Although high levels of ENPP1 are linked to poor prognosis in various cancers, the protein has multiple bodily functions. Researchers aimed to determine if its ability to degrade cGAMP is the crucial factor behind its clinical significance.
Lingyin Li, associate professor of biochemistry at Stanford and Arc Core Investigator, collaborated with two professors at the University of California, San Francisco: Hani Goodarzi, also an incoming Arc Institute Core Investigator, and Laura Van’t Veer, a clinician who leads the I-SPY 2 Trial, a groundbreaking breast cancer trial.
ENPP1 levels naturally differ among individuals. The researchers analyzed data from patients in the I-SPY 2 Trial to observe how responses to pembrolizumab varied based on ENPP1 levels at the time of diagnosis.
The findings were remarkable. Patients with high ENPP1 levels showed a low response to pembrolizumab and an increased likelihood of metastases. Conversely, those with low ENPP1 levels had a heightened response to pembrolizumab and no metastases. ENPP1 predicted the response to immunotherapy and the possibility of relapse.
This revealed two critical insights: ENPP1 plays a crucial role in metastasis, not just in primary tumors, and researchers should examine ENPP1 in healthy cells, not just cancer cells.
Songnan Wang, an MD-PhD student in biochemistry, Arc researcher, and first author on the paper, said, “Using the finest molecular scalpels developed in our lab, I was excited to dig deeper and figure out exactly how ENPP1 has such a dramatic influence on clinical outcomes.”

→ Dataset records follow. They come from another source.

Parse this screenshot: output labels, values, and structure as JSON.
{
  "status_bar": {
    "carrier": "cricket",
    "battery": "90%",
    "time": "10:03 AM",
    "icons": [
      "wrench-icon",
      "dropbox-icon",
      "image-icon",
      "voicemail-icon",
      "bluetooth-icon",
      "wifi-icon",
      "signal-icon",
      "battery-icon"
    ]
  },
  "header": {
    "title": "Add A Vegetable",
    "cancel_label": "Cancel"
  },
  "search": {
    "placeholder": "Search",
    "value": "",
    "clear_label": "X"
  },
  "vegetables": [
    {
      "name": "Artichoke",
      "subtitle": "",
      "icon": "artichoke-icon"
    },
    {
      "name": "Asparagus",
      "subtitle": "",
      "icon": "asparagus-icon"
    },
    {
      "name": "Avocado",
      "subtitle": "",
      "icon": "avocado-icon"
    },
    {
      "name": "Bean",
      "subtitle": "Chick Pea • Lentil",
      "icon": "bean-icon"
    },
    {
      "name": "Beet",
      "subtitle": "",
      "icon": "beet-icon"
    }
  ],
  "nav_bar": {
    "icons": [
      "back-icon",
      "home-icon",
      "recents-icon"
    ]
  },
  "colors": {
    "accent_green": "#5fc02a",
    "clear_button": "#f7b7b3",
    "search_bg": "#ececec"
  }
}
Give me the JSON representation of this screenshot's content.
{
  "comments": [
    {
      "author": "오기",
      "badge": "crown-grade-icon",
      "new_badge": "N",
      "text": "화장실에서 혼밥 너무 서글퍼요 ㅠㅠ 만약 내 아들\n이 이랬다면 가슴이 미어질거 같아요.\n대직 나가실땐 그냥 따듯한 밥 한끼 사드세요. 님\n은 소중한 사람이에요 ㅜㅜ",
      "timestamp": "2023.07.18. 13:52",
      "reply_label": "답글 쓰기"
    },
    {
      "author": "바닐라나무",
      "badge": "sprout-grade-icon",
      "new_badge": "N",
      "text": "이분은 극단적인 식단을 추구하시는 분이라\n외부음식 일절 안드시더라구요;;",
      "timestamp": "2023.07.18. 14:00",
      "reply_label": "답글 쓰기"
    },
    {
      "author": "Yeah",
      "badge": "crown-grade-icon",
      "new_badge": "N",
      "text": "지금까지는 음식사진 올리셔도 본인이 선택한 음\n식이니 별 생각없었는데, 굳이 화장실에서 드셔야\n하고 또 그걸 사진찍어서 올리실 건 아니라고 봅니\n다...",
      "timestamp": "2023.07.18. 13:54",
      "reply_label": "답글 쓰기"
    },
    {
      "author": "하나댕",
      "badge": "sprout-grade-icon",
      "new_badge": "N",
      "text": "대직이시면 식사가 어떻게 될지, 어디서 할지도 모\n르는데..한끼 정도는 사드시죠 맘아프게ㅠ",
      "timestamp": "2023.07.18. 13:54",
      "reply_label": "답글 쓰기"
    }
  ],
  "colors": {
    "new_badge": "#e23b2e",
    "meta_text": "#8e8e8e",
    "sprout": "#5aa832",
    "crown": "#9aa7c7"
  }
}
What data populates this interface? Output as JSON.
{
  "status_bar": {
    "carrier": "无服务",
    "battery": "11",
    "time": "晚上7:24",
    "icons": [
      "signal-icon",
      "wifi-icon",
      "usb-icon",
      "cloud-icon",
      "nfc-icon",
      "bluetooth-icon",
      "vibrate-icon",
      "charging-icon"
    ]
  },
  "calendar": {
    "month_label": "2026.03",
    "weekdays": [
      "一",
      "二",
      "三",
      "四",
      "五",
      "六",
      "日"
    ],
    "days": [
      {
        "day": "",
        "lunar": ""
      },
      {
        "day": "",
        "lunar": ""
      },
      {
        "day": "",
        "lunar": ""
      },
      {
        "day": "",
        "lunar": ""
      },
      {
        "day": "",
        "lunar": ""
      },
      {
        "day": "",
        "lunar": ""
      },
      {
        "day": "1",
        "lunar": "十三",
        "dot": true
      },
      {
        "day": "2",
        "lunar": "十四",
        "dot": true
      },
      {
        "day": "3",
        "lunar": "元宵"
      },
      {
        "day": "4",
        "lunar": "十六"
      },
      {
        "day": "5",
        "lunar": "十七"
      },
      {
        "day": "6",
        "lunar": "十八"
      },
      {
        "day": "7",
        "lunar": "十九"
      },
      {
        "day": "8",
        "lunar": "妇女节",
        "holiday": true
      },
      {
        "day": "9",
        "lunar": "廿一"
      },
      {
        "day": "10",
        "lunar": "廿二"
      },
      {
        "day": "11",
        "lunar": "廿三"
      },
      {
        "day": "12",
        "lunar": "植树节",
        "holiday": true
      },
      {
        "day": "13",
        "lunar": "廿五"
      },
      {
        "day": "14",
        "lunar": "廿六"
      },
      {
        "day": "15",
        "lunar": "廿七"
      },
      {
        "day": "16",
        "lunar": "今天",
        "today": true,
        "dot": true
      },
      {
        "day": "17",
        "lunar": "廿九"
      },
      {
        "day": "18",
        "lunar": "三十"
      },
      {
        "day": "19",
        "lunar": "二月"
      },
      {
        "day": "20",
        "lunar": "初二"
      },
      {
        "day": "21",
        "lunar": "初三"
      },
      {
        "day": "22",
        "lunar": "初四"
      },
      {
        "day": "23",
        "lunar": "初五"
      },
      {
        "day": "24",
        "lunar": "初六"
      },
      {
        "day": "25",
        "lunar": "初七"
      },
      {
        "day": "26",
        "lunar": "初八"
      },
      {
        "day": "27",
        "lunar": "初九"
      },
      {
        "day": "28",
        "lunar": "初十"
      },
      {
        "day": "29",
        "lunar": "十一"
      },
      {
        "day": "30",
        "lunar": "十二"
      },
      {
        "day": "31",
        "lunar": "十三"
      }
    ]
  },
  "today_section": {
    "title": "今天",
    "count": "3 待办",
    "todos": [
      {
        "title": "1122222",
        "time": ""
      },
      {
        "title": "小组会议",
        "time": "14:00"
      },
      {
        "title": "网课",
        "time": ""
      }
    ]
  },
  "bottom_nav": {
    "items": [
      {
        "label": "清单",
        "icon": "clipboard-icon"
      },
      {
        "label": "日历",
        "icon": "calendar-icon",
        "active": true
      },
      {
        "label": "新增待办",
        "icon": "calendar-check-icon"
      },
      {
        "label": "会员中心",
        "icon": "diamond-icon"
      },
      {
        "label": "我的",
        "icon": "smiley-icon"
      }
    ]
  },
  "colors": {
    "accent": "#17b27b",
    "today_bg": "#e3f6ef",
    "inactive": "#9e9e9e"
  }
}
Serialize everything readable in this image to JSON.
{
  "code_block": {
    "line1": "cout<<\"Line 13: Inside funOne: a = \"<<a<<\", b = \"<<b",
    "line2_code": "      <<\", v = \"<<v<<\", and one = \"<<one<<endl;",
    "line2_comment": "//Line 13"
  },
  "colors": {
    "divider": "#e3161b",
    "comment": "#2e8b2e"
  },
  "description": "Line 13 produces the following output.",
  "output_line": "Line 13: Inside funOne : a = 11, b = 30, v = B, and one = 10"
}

In studies with mice, when scientists removed ENPP1 or its ability to chew up cGAMP in both standard and cancer cells, they observed the same outcome: reduced tumor growth and fewer metastases. The team discovered that this was directly linked to suppressing the STING pathway. In simpler terms, they found a switch to turn this process on or off.
Li said, “For cancers to stop the immune system from detecting them, they must build dams that block the signal from flowing. We have shown that ENPP1 acts like a big dam at the top of the waterfall.”
Clinicians can use ENPP1 levels to improve treatment decisions for breast cancer patients. Additionally, drugs designed to block ENPP1’s activity could enhance the effectiveness of existing therapies. Notably, there are already several ENPP1 inhibitors in clinical development.
Li said, “While this work focused on breast cancer, ENPP1 plays a critical role in other kinds of “cold” tumors.”
“I hope to inspire clinicians who treat cancers – including lung cancer, glioblastoma, and pancreatic cancer – to investigate ENPP1’s role in patient outcomes.”